Il adorait retrouver ses parents pour les vacances, passer du temps avec Sirius au manoir, manger jusqu'à n'en plus pouvoir et jouer aux échecs avec sa mère, mais depuis leur cinquième année, à chaque fois qu'ils avaient quitté Poudlard, il avait ressenti le manque de Lily. Un peu plus important à chaque nouvelle période de vacances. C'était comme s'il n'était pas la moitié de lui-même quand elle n'était pas là, et il n'avait aucune idée de comment il en était arrivé là. Il détestait de plus en plus ses bonnes résolutions de début d'année.

Ils s'étaient écris un peu, mais garder une relation strictement amicale par correspondance était encore plus compliqué à gérer que ce qu'il ne s'imaginait. Ils avaient principalement parlé de Poudlard, de quidditch, et des serpentards en général, tout en revenant brièvement sur le cas Rogue, et même si James n'avait eu de cesse de se retenir d'écrire des choses qu'il regretterait, de ne pas trop rentrer dans le personnel, ils s'était rapprochés. Il avait l'impression qu'il ne faisait que retarder l'inévitable et qu'aucun conflit au monde ne pourrait avoir raison de ce qui était en train de se passer entre eux.

L'histoire avec Daisy Hookum était derrière eux. Le match avait eu lieu plus d'un mois auparavant et ils avaient eu le temps d'en reparler d'avantage à tête reposée, et aussi de resserrer les liens de confiance entre chaque membre de l'équipe. Lily n'était pas la seule à en avoir besoin, et il avait appris au fil des années à ne pas négliger l'aspect relationnel du groupe dans lequel il évoluait.

« Hey ! lança t-il en leur adressant un signe de main avant de se lever et de leur donner à chacune une accolade amicale.

- Wow Potter, combien de temps est-ce que tu passes à jouer au quidditch exactement ? l'interrogea Mary en tâtant ses épaules, et il s'esclaffa alors que Lily levait les yeux au ciel. Quoi ? Je dis juste que si j'aimais les garçons, il viendrait de se propulser en haut de la liste.

- J'ai entendu ça, MacDonald ! s'exclama Sirius à quelques mètres de là.

- Ne t'en fais pas, Black, je suis certaine que tu es en première place sur celle de quelqu'un d'autre, reprit la jeune femme brune en jetant un coup d'oeil vers Marlène qui lui donna un petit coup de poing sur l'épaule avant d'aller s'asseoir avec les garçons.

- Quoi de neuf, Pete ?

- Pas grand chose, bredouilla le jeune homme blond. Enfin, si. J'ai croisé Bertram Aubrey et Daisy Hookum en venant, ils entraient chez Mme Pieddodu.

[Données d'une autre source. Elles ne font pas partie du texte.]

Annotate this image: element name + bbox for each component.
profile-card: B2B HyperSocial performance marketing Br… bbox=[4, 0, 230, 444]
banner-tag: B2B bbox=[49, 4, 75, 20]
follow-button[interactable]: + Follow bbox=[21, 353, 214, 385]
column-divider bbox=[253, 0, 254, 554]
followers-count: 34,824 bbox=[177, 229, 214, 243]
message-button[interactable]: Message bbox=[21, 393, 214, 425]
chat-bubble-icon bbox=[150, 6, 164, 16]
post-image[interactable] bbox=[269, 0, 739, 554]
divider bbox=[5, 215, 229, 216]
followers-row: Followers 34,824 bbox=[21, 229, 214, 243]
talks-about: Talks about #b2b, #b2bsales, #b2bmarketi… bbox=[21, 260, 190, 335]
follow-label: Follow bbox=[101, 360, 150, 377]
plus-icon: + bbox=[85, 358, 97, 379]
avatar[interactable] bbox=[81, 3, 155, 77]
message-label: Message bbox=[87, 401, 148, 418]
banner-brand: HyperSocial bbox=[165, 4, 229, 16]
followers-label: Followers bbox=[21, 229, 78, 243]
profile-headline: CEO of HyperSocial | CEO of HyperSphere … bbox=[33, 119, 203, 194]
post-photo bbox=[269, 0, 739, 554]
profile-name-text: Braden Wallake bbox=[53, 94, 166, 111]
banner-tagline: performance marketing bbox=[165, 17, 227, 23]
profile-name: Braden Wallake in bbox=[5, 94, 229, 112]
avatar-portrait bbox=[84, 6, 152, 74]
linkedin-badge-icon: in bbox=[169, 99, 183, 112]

- Je n'avais aucune idée qu'il était physiquement possible pour un être humain normalement constitué de la supporter aussi longtemps, souffla Lily en se laissant tomber à côté de Rémus, le faisant esquisser un sourire amusé. Est-ce que c'est une nouvelle écharpe ? Oh mon dieu elle est super douce ! »

Elle pointa de son index le vêtement que Rémus portait autour du cou et il acquiesça au moment où elle tira dessus pour la caresser, l'air positivement jalouse. James adorait la voir aussi à l'aise avec les garçons, c'était comme si elle faisait partie du groupe, et quelque part, c'était le cas.

« Je n'exclue pas de te la voler. Si j'étais toi, je garderai un œil dessus, le prévint-elle alors que Mary commandait des bièraubeurres.

- Evans, tu ne peux pas voler quelque chose si tu dévoiles tes plans à l'avance, se moqua James en lui faisant signe de se décaler pour qu'il puisse s'asseoir à côté d'elle.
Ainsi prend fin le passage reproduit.